Dwaj niezależni twórcy postanowili zakpić z Dear Esther
W jaki sposób? Najbardziej oczywisty, jaki znali - stworzyli parodię tej gry.
Dear Esther to dla wielu jedna z najważniejszych produkcji ostatnich lat - nieoczywista, poruszająca, innowacyjna. To jednak także produkcja, która budzi skrajne emocje. Ostatecznie rozgrywka w niej ograniczona jest do chodzenia i patrzenia, co niektórym graczom niespecjalnie się podoba.
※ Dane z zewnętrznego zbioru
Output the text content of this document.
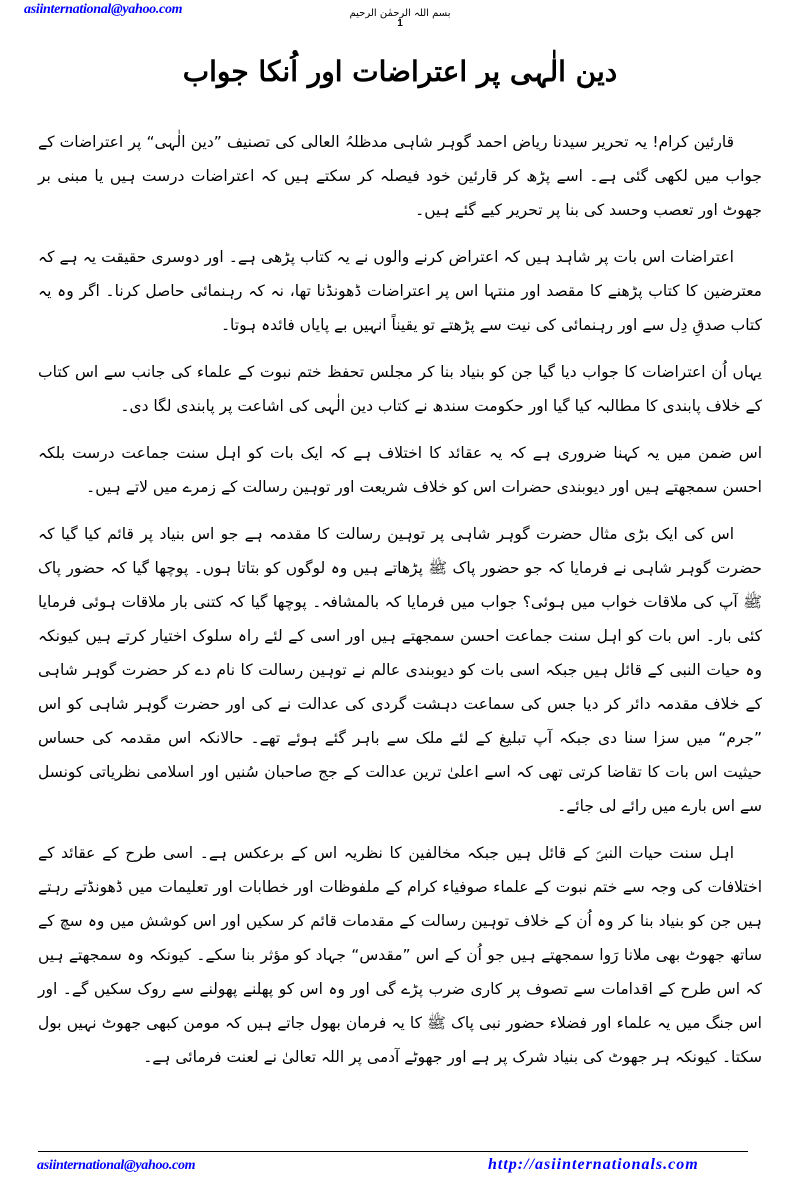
asiinternational@yahoo.com	بسم اللہ الرحمٰن الرحیم
1
دین الٰہی پر اعتراضات اور اُنکا جواب

قارئین کرام! یہ تحریر سیدنا ریاض احمد گوہر شاہی مدظلہُ العالی کی تصنیف ”دین الٰہی“ پر اعتراضات کے جواب میں لکھی گئی ہے۔ اسے پڑھ کر قارئین خود فیصلہ کر سکتے ہیں کہ اعتراضات درست ہیں یا مبنی بر جھوٹ اور تعصب وحسد کی بنا پر تحریر کیے گئے ہیں۔

اعتراضات اس بات پر شاہد ہیں کہ اعتراض کرنے والوں نے یہ کتاب پڑھی ہے۔ اور دوسری حقیقت یہ ہے کہ معترضین کا کتاب پڑھنے کا مقصد اور منتہا اس پر اعتراضات ڈھونڈنا تھا، نہ کہ رہنمائی حاصل کرنا۔ اگر وہ یہ کتاب صدقِ دِل سے اور رہنمائی کی نیت سے پڑھتے تو یقیناً انہیں بے پایاں فائدہ ہوتا۔

یہاں اُن اعتراضات کا جواب دیا گیا جن کو بنیاد بنا کر مجلس تحفظ ختم نبوت کے علماء کی جانب سے اس کتاب کے خلاف پابندی کا مطالبہ کیا گیا اور حکومت سندھ نے کتاب دین الٰہی کی اشاعت پر پابندی لگا دی۔

اس ضمن میں یہ کہنا ضروری ہے کہ یہ عقائد کا اختلاف ہے کہ ایک بات کو اہل سنت جماعت درست بلکہ احسن سمجھتے ہیں اور دیوبندی حضرات اس کو خلاف شریعت اور توہین رسالت کے زمرے میں لاتے ہیں۔

اس کی ایک بڑی مثال حضرت گوہر شاہی پر توہین رسالت کا مقدمہ ہے جو اس بنیاد پر قائم کیا گیا کہ حضرت گوہر شاہی نے فرمایا کہ جو حضور پاک ﷺ پڑھاتے ہیں وہ لوگوں کو بتاتا ہوں۔ پوچھا گیا کہ حضور پاک ﷺ آپ کی ملاقات خواب میں ہوئی؟ جواب میں فرمایا کہ بالمشافہ۔ پوچھا گیا کہ کتنی بار ملاقات ہوئی فرمایا کئی بار۔ اس بات کو اہل سنت جماعت احسن سمجھتے ہیں اور اسی کے لئے راہ سلوک اختیار کرتے ہیں کیونکہ وہ حیات النبی کے قائل ہیں جبکہ اسی بات کو دیوبندی عالم نے توہین رسالت کا نام دے کر حضرت گوہر شاہی کے خلاف مقدمہ دائر کر دیا جس کی سماعت دہشت گردی کی عدالت نے کی اور حضرت گوہر شاہی کو اس ”جرم“ میں سزا سنا دی جبکہ آپ تبلیغ کے لئے ملک سے باہر گئے ہوئے تھے۔ حالانکہ اس مقدمہ کی حساس حیثیت اس بات کا تقاضا کرتی تھی کہ اسے اعلیٰ ترین عدالت کے جج صاحبان سُنیں اور اسلامی نظریاتی کونسل سے اس بارے میں رائے لی جائے۔

اہل سنت حیات النبیؐ کے قائل ہیں جبکہ مخالفین کا نظریہ اس کے برعکس ہے۔ اسی طرح کے عقائد کے اختلافات کی وجہ سے ختم نبوت کے علماء صوفیاء کرام کے ملفوظات اور خطابات اور تعلیمات میں ڈھونڈتے رہتے ہیں جن کو بنیاد بنا کر وہ اُن کے خلاف توہین رسالت کے مقدمات قائم کر سکیں اور اس کوشش میں وہ سچ کے ساتھ جھوٹ بھی ملانا رَوا سمجھتے ہیں جو اُن کے اس ”مقدس“ جہاد کو مؤثر بنا سکے۔ کیونکہ وہ سمجھتے ہیں کہ اس طرح کے اقدامات سے تصوف پر کاری ضرب پڑے گی اور وہ اس کو پھلنے پھولنے سے روک سکیں گے۔ اور اس جنگ میں یہ علماء اور فضلاء حضور نبی پاک ﷺ کا یہ فرمان بھول جاتے ہیں کہ مومن کبھی جھوٹ نہیں بول سکتا۔ کیونکہ ہر جھوٹ کی بنیاد شرک پر ہے اور جھوٹے آدمی پر اللہ تعالیٰ نے لعنت فرمائی ہے۔

asiinternational@yahoo.com	http://asiinternationals.com
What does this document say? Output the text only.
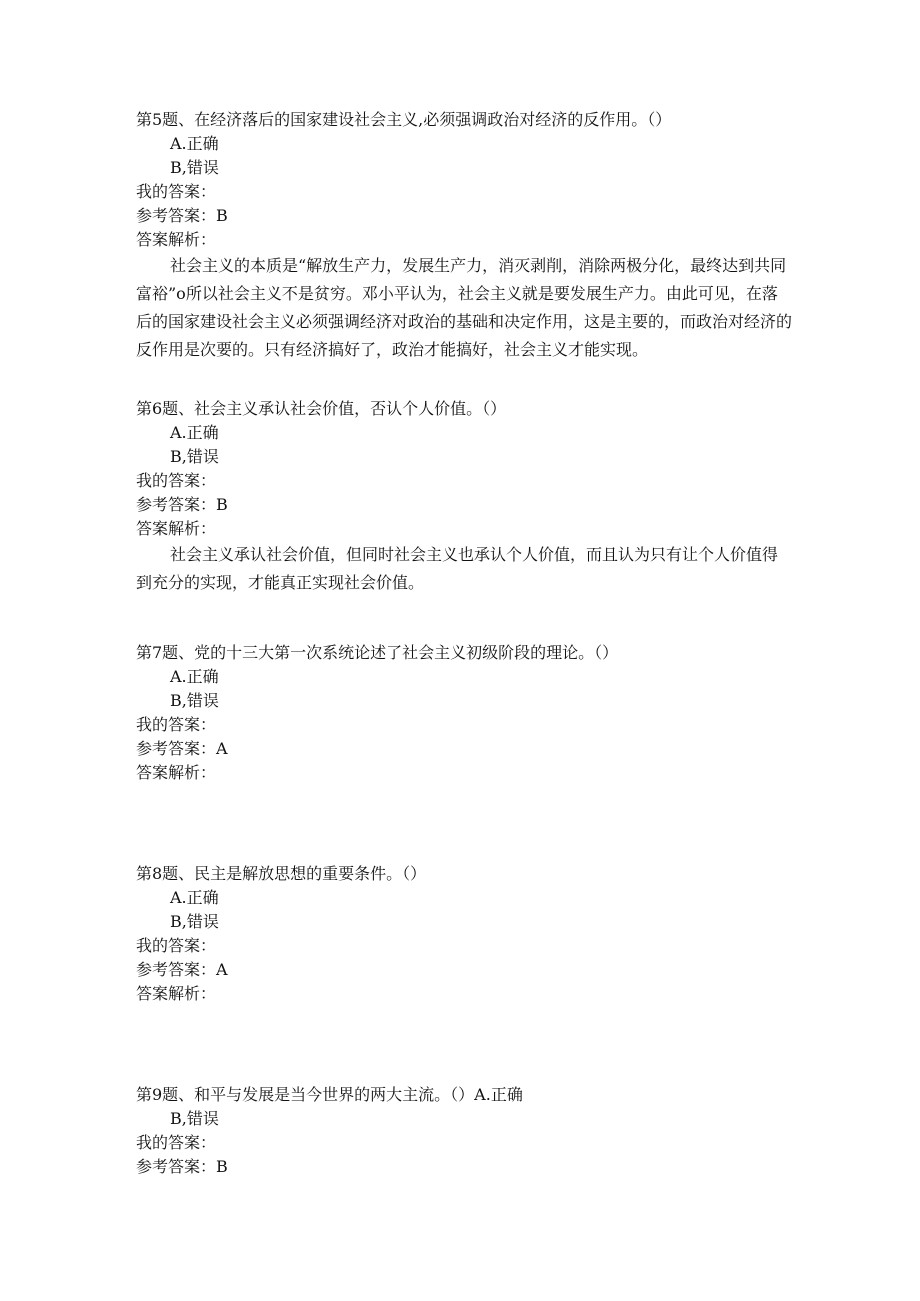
第5题、在经济落后的国家建设社会主义,必须强调政治对经济的反作用。（）
A.正确
B,错误
我的答案：
参考答案：B
答案解析：
社会主义的本质是“解放生产力，发展生产力，消灭剥削，消除两极分化，最终达到共同富裕”o所以社会主义不是贫穷。邓小平认为，社会主义就是要发展生产力。由此可见，在落后的国家建设社会主义必须强调经济对政治的基础和决定作用，这是主要的，而政治对经济的反作用是次要的。只有经济搞好了，政治才能搞好，社会主义才能实现。
第6题、社会主义承认社会价值，否认个人价值。（）
A.正确
B,错误
我的答案：
参考答案：B
答案解析：
社会主义承认社会价值，但同时社会主义也承认个人价值，而且认为只有让个人价值得到充分的实现，才能真正实现社会价值。
第7题、党的十三大第一次系统论述了社会主义初级阶段的理论。（）
A.正确
B,错误
我的答案：
参考答案：A
答案解析：
第8题、民主是解放思想的重要条件。（）
A.正确
B,错误
我的答案：
参考答案：A
答案解析：
第9题、和平与发展是当今世界的两大主流。（）A.正确
B,错误
我的答案：
参考答案：B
Travis Chen i Nolan Fabricius, choć obaj są fanami Dear Esther, postanowili z tej produkcji zakpić. W ramach F*** This Jam - czyli imprezy, podczas której niezależni twórcy tworzyli na czas gry z gatunków, których nie znoszą - przygotowali Dear Esteban, parodię wspomnianego tytułu.
Tak opisują swoje dzieło:
Wciągający świat Dear Esteban został stworzony z jednego bardzo prostego powodu: by wypalić wielką, egzystencjalną dziurę w postrzeganiu rzeczywistości przez graczy. Chcieliśmy stworzyć historię tak wzbogacającą ludzkie życie, by wiele lat po zagraniu gracz patrząc w przeszłość myślał: "Jakim cudem mogłem być tak naiwnym dzieciakiem, zanim Dear Esteban zerwało zasłonę z moich oczu?" Jeżeli chcecie pośmiać się z Dear Esther i zagrać w Dear Esteban, to znajdziecie tę grę w tym miejscu. Jest zupełnie darmowa.